# ONE HOT NEURAL NETWORK (OHNN)

We present here One Hot Neural Network, which works as following

There are $K$ dense blocks that receive input data, each with the same number of neurons $N$. Each neuron has $m$ weights (one for each input feature of the data); however, only the one with highest absolute value is kept, while others are set to zero. So, for each block, each neuron selects a feature and assigns a weight to it.
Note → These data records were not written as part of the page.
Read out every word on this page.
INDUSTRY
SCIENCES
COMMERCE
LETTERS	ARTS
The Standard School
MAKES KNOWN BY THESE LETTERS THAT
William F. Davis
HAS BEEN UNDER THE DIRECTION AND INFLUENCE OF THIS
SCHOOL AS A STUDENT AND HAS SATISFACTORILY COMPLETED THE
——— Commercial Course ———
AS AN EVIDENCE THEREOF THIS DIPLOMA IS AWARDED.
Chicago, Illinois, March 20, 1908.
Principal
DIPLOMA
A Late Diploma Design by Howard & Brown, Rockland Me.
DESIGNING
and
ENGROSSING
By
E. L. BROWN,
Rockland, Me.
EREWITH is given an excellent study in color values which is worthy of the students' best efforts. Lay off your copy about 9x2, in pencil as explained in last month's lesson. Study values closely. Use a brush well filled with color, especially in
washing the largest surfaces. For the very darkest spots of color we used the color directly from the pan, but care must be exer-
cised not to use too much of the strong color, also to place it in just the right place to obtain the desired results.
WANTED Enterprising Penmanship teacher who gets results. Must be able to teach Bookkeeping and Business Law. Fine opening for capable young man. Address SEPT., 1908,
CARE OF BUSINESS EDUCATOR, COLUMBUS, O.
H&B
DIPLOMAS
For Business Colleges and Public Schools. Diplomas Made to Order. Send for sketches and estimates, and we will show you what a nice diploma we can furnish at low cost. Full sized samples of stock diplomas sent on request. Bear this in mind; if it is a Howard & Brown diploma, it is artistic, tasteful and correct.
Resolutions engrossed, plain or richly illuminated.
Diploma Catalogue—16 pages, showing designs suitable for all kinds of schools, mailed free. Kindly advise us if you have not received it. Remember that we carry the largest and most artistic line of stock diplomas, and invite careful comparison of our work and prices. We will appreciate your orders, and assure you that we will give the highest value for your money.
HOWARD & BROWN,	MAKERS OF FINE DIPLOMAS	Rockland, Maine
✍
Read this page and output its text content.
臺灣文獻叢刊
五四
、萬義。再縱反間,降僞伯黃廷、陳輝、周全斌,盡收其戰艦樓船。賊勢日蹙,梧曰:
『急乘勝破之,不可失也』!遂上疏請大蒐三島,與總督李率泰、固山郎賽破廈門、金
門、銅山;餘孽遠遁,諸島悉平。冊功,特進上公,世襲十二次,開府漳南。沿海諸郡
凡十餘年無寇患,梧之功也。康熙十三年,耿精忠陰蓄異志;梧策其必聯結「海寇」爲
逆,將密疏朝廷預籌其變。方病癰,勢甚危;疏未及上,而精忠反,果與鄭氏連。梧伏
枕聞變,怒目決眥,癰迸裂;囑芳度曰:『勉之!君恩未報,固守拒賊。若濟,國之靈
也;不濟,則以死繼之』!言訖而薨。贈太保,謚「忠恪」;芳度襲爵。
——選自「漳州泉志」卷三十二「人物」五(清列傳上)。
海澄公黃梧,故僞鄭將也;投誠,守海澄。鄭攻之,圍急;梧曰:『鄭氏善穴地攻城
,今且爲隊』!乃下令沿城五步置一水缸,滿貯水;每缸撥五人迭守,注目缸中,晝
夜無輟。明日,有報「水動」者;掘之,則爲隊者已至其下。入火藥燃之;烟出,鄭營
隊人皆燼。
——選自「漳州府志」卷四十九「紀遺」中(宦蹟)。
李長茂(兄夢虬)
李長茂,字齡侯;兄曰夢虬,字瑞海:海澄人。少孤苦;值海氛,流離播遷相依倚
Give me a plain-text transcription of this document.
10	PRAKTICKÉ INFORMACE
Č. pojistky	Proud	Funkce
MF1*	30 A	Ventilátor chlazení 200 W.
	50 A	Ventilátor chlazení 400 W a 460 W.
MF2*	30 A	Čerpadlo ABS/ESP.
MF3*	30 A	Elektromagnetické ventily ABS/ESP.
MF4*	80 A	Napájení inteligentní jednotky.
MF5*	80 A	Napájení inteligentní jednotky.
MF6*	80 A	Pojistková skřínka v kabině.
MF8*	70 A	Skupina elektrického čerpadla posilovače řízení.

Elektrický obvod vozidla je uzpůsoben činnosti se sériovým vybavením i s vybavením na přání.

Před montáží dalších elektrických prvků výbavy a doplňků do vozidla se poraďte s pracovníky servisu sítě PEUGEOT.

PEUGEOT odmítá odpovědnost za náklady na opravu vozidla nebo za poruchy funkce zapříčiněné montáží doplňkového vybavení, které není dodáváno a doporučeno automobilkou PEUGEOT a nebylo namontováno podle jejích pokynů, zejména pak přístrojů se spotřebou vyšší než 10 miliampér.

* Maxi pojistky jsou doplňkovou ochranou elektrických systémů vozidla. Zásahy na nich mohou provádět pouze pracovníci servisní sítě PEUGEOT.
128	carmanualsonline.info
At this point, each block is summed up, with the addition of a bias, o form a rule as:

Block $k$ has rule

$r_k = w_{k,1} * a_{\beta_1} + w_{k, 2} * a_{\beta_2} + ... + w_{k,N} * a_{\beta_N} + b_k$

Where $a_{\beta_n}$ indicates the feature selected by neuron $n$, associated with the respective weight $w_{k,n}$.

Each rule passes through a sigmoid activation function, which we assume it captures the probability to respect the rule.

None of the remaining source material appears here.